In an SEC filing Sept. 23, Cerberus ABP Investor LLC (CAI), an affiliate of Cerberus Capital Management, said it now will pay $4 for each of the roughly 14.6 million shares in Atlanta-based BlueLinx that it doesn't own already. Its original offer, made July 22, was to pay $3.40 a share. The new offering price boosts the value of the transaction to $58.4 million from $49.6 million.

In addition, Cerberus agreed to enter into a stockholder agreement in case the investment firm ends up with less than 90% of all the outstanding shares. If that were to occur, Cerberus promised to make another offer that would last at least five business days. Cerberus would try to maintain the company's status as a public company or else voluntarily make SEC-style reports and maintain listings on a stock exchange. Cerberus would seek the approval or at least recommendation of a committee of independent directors to buy all remaining publicly traded shares.

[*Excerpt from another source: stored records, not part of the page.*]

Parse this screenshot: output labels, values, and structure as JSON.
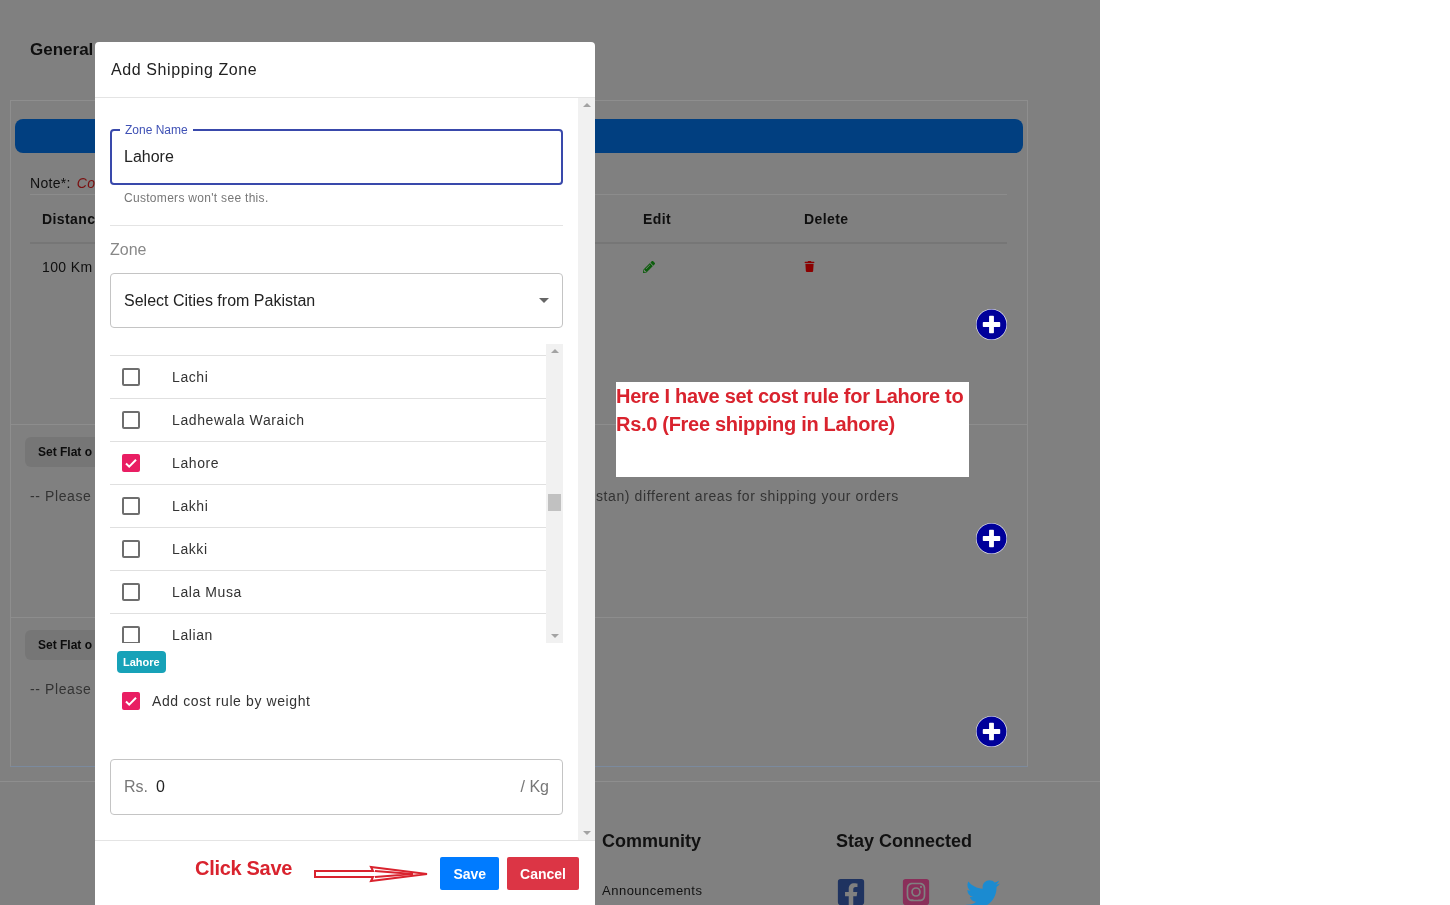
{
  "page": {
    "heading": "General",
    "note_label": "Note*:",
    "note_text": "Co",
    "table": {
      "columns": [
        "Distanc",
        "Edit",
        "Delete"
      ],
      "rows": [
        {
          "distance": "100 Km"
        }
      ]
    },
    "sections": [
      {
        "button": "Set Flat o",
        "hint": "-- Please",
        "hint_continued": "stan) different areas for shipping your orders"
      },
      {
        "button": "Set Flat o",
        "hint": "-- Please"
      }
    ]
  },
  "footer": {
    "columns": [
      {
        "title": "Community",
        "links": [
          "Announcements"
        ]
      },
      {
        "title": "Stay Connected",
        "social": [
          {
            "kind": "facebook"
          },
          {
            "kind": "instagram"
          },
          {
            "kind": "twitter"
          }
        ]
      }
    ]
  },
  "dialog": {
    "title": "Add Shipping Zone",
    "zone_name": {
      "label": "Zone Name",
      "value": "Lahore",
      "helper": "Customers won't see this."
    },
    "zone_label": "Zone",
    "select": {
      "value": "Select Cities from Pakistan"
    },
    "cities": [
      {
        "name": "Lachi",
        "checked": false
      },
      {
        "name": "Ladhewala Waraich",
        "checked": false
      },
      {
        "name": "Lahore",
        "checked": true
      },
      {
        "name": "Lakhi",
        "checked": false
      },
      {
        "name": "Lakki",
        "checked": false
      },
      {
        "name": "Lala Musa",
        "checked": false
      },
      {
        "name": "Lalian",
        "checked": false
      }
    ],
    "chips": [
      "Lahore"
    ],
    "weight_rule": {
      "label": "Add cost rule by weight",
      "checked": true
    },
    "cost": {
      "prefix": "Rs.",
      "value": "0",
      "suffix": "/ Kg"
    },
    "buttons": [
      {
        "kind": "save",
        "label": "Save"
      },
      {
        "kind": "cancel",
        "label": "Cancel"
      }
    ]
  },
  "annotations": {
    "note": "Here I have set cost rule for Lahore to Rs.0 (Free shipping in Lahore)",
    "callout": "Click Save"
  }
}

Cerberus also extended to midnight Friday, Oct. 8, its deadline for shareholders to take the deal. Cerberus' original deadline was Aug. 27, but in recent weeks it extended that deadline several times in order to give a special committee set up by the board of directors more time to review the deal.

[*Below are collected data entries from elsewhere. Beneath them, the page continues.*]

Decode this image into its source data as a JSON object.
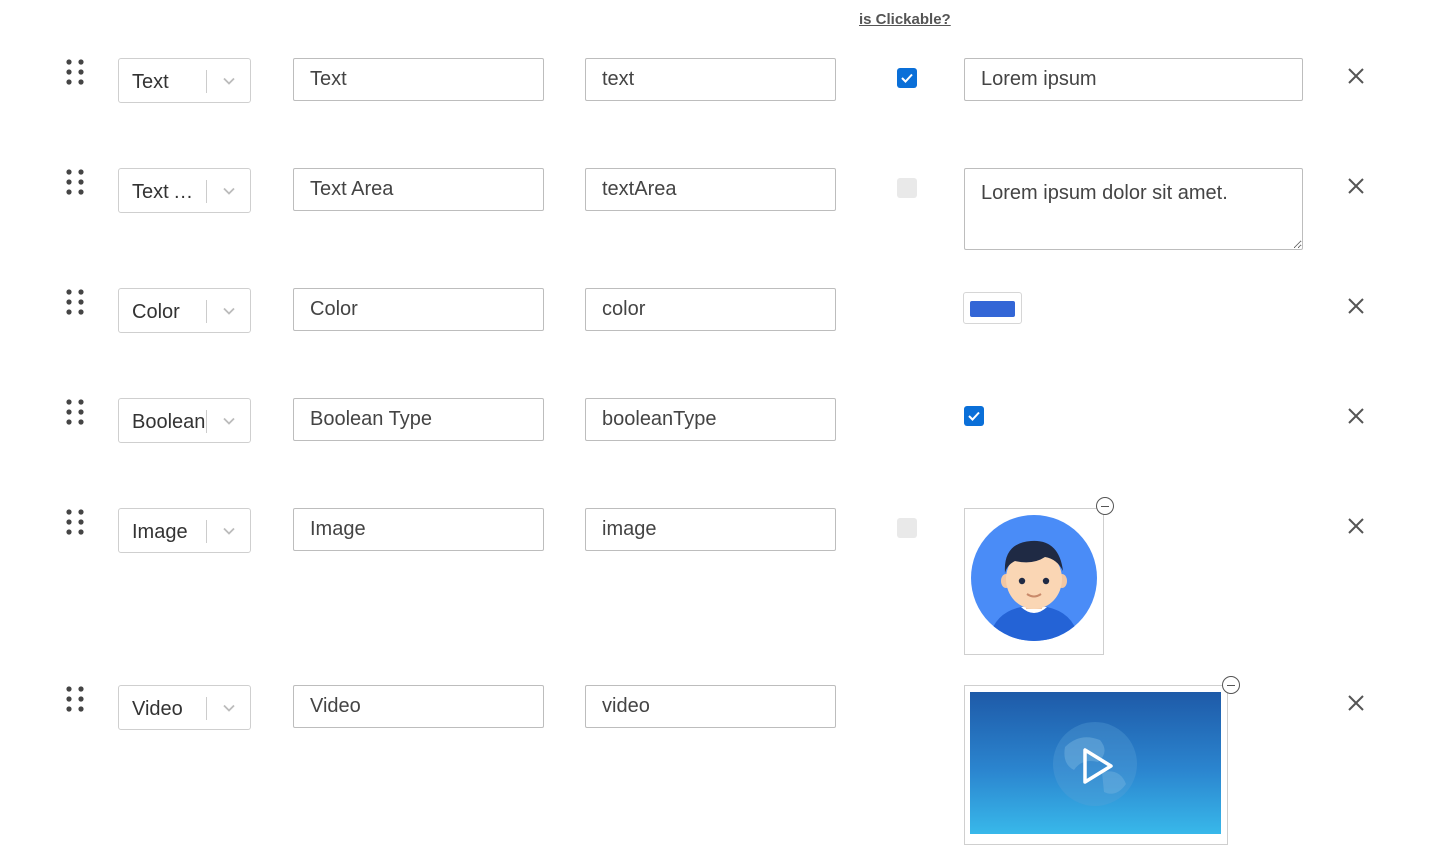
{
  "header": {
    "clickable_label": "is Clickable?"
  },
  "rows": [
    {
      "type": "Text",
      "label": "Text",
      "key": "text",
      "clickable": true,
      "value": "Lorem ipsum"
    },
    {
      "type": "Text Area",
      "label": "Text Area",
      "key": "textArea",
      "clickable": false,
      "value": "Lorem ipsum dolor sit amet."
    },
    {
      "type": "Color",
      "label": "Color",
      "key": "color",
      "value": "#3366d6"
    },
    {
      "type": "Boolean",
      "label": "Boolean Type",
      "key": "booleanType",
      "value": true
    },
    {
      "type": "Image",
      "label": "Image",
      "key": "image",
      "clickable": false,
      "value_icon": "avatar-image"
    },
    {
      "type": "Video",
      "label": "Video",
      "key": "video",
      "value_icon": "video-thumbnail"
    }
  ],
  "icons": {
    "drag": "drag-handle-icon",
    "dropdown": "chevron-down-icon",
    "remove": "close-icon",
    "check": "check-icon",
    "media_remove": "minus-circle-icon",
    "play": "play-icon"
  },
  "colors": {
    "accent": "#0a6fd8",
    "avatar_bg": "#4a8cf7",
    "video_gradient": [
      "#1e5aa8",
      "#38b8ea"
    ]
  }
}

"The decision to increase the offer price and agreement to enter into the Stockholder Agreement follows discussions between CAI and Cerberus and the special committee of the board of directors of BlueLinx formed to consider the tender offer. CAI and Cerberus expect that the special committee will recommend that the stockholders of BlueLinx accept the tender offer and tender their shares pursuant to the offer," Cerberus said. On Sept. 27, the special committee did just that.

BlueLinx provides products from more than 750 suppliers to 11,500 customers nationwide. It reported on Aug. 5 a net loss of $3.4 million for the second quarter, swinging from a year-earlier profit of $600,000. That loss came despite a 27.7% increase in revenues to $540.8 million.